On Monday, Chinese daily The Global Times ran with the subject in its English edition. The newspaper's op-ed suggested the French researcher was a "radical" espousing anti-China propaganda in line with hawks in the United States.
"The level and the baseness of the attacks are surprising because this attack isn't developed with arguments and only aims to impress and intimidate me," Bondaz told FRANCE 24 on Monday. "But so things are clear, I am neither impressed nor intimidated and above all it was predictable that working on topics that are sensitive for Chinese political authorities, like Taiwan, exposes me to these attacks one day or another." The researcher has headed the "Taiwan, on security and diplomacy" programme at the Foundation for Strategic Research since January.
An undiplomatic ambassador?
Chinese Ambassador to France Lu appears to be one of the most fervent proponents of so-called wolf warrior diplomacy. The term is used to designate the menacing and aggressive attitude adopted by part of the young guard of China's diplomats under President Xi Jinping.
The envoy, who has served in that capacity in France since 2019, was already notorious for his outspoken style as China's Ambassador to Canada. While posted to Ottawa, Lu managed the crisis unleashed by the arrest of Huawei executive Meng Wanzhou on Canadian soil in 2018. There, too, his language was unvarnished. In an op-ed in Canada's The Hill Times, Lu slammed the country and its allies for demanding the release of Canadians detained in China in the wake of Meng's arrest. "The reason why some people are used to arrogantly adopting double standards is due to Western egotism and white supremacy," Lu wrote. "They have not been showing respect for the rule of law, but mocking and trampling on the rule of law."
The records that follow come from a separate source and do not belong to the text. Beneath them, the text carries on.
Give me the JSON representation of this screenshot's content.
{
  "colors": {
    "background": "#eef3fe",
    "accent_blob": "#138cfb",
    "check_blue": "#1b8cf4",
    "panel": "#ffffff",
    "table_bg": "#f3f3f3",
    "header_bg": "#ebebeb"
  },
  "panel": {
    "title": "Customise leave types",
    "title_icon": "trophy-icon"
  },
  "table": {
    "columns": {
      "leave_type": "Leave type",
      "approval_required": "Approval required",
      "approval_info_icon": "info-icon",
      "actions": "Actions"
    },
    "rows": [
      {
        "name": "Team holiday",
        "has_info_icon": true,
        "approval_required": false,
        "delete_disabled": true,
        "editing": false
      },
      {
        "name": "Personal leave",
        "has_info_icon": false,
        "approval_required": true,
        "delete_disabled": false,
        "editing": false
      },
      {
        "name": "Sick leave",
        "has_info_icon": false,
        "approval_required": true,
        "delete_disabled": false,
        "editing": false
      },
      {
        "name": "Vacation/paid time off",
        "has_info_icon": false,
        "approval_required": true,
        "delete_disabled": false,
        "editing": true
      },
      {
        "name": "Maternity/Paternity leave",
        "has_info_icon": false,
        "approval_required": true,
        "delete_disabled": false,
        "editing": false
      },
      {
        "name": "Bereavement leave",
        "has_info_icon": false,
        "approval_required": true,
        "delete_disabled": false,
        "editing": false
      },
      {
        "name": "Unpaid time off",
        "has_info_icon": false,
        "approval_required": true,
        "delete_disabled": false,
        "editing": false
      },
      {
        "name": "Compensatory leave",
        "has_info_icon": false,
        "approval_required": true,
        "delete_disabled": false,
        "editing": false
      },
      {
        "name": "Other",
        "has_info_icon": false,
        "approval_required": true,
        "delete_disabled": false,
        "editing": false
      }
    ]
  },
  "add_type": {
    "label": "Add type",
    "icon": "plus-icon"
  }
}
After Lu's arrival in France, the envoy was also summoned to the foreign ministry in April 2020 over comments he made about French nursing home staff, whom he said had "abandoned their posts" amid the Covid-19 pandemic. In his defence, the diplomat said his remarks were not aimed at France.
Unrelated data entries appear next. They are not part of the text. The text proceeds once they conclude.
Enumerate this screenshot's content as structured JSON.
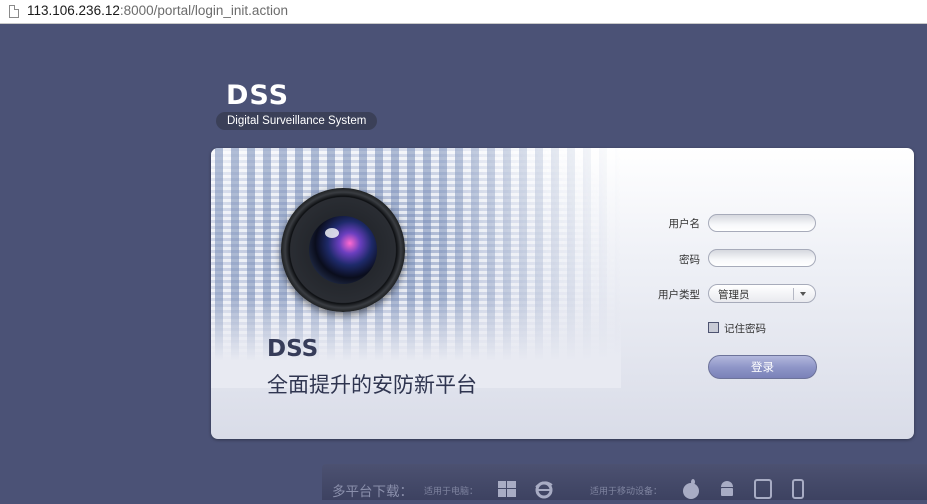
{
  "browser": {
    "url_host": "113.106.236.12",
    "url_rest": ":8000/portal/login_init.action"
  },
  "logo": {
    "title": "DSS",
    "subtitle": "Digital Surveillance System"
  },
  "panel": {
    "brand": "DSS",
    "slogan": "全面提升的安防新平台"
  },
  "form": {
    "username_label": "用户名",
    "username_value": "",
    "password_label": "密码",
    "password_value": "",
    "usertype_label": "用户类型",
    "usertype_value": "管理员",
    "remember_label": "记住密码",
    "login_button": "登录"
  },
  "download_bar": {
    "title": "多平台下载：",
    "pc_label": "适用于电脑：",
    "mobile_label": "适用于移动设备："
  },
  "icons": [
    "page-icon",
    "windows-icon",
    "ie-icon",
    "apple-icon",
    "android-icon",
    "tablet-icon",
    "phone-icon"
  ],
  "colors": {
    "background": "#4b5276",
    "button": "#8f96c8",
    "text_dark": "#2f3550"
  }
}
The Chinese Embassy in Paris has stood by its aggressive tone in the spat with Bondaz, making a thinly veiled reference to the "wolf warrior" reference he made in one of his tweets. "There are people who wish to see Chinese diplomacy become the diplomacy of 'lambs', who weather attacks without batting an eye. That era is well and truly over!" the embassy tweeted on Monday.
But the online attack on Bondaz differed from the traditional volleys levied by Xi Jinping's wolf warriors.
"These attacks aren't representative of what some qualify as 'wolf warrior' diplomacy because they go a lot further than the mere assertion of Chinese interests. No other Chinese embassy in Europe goes as far or as low," Bondaz said. "These attacks aim in reality to stifle public debate in France in allowing the Chinese embassy to impose the subjects that can or cannot be discussed."
After Lu responded to the summons on Tuesday morning, AFP reported, a French diplomatic official said the envoy had been received by the ministry's Asia director, who informed him that "the embassy's methods, and the tone of its public comments, were completely unacceptable and exceeded all the limits commonly accepted by any embassy in the world".
This article has been translated and updated from the original in French.